TENNA STAR presents: “Wake The Town”
TENNA STAR draws on reggae’s communal roots with a single built around movement, affirmation, and release.
On “Wake The Town,” TENNA STAR frames reggae as both a call to attention and a source of collective calm. Produced by Kos Dillon and Chr1s Love, the single centers its momentum on a simple proposition: turn the music up, leave conflict behind, and let the sound reshape the room.
The track’s language points back to the foundations of Jamaican reggae without treating that history as museum material. References to Bob Marley, Peter Tosh, and Bunny Wailer place TENNA STAR within a lineage that regarded music as social commentary, spiritual grounding, and a public gathering point. The song respects those names while using them to establish its own present-tense purpose.

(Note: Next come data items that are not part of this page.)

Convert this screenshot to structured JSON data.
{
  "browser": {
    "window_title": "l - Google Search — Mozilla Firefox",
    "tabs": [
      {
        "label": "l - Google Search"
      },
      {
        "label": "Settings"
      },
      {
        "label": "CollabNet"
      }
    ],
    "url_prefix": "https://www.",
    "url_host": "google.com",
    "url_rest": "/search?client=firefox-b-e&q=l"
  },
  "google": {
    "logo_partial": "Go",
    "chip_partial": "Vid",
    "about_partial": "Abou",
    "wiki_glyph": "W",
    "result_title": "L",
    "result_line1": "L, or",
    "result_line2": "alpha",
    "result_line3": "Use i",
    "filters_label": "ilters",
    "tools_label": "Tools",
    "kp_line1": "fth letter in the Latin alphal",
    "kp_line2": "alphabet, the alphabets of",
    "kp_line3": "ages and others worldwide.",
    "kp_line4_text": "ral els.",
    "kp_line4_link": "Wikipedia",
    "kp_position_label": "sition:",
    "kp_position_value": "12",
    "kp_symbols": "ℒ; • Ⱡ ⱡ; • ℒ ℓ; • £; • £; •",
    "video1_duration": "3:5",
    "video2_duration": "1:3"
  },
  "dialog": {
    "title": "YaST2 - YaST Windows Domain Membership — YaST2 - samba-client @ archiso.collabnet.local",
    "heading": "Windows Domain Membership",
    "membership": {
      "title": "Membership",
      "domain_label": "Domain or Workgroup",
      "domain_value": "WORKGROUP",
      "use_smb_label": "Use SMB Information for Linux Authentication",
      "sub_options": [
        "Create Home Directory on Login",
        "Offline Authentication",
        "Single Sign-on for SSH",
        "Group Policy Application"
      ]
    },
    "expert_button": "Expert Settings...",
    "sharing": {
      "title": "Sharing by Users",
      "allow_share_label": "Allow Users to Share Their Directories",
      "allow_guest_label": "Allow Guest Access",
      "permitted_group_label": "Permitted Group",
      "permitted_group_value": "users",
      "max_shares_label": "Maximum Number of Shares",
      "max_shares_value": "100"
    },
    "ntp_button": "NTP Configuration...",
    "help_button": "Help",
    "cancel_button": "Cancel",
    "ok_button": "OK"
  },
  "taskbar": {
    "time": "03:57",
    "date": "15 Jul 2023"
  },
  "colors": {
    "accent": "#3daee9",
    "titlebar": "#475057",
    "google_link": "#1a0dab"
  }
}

Rather than leaning on confrontation, “Wake The Town” repeatedly rejects it. Its message is direct but not simplistic. Music becomes an alternative to posturing, a way to meet pressure with movement, rhythm, and shared release. The title works as an instruction as much as a description, suggesting an entire neighbourhood brought into focus by the arrival of a tune.
TENNA STAR’s delivery follows that communal spirit, moving between chant-like repetition and more declarative passages about authenticity, faith, and perseverance. The effect is designed for participation rather than private reflection. The track makes room for the crowd, the sound system, and the people who need a reminder that energy can be directed somewhere constructive.
“Wake The Town” finds TENNA STAR drawing from roots-reggae tradition while presenting a brisk, contemporary statement of purpose. It is music built to interrupt the noise, then replace it with something more affirmative.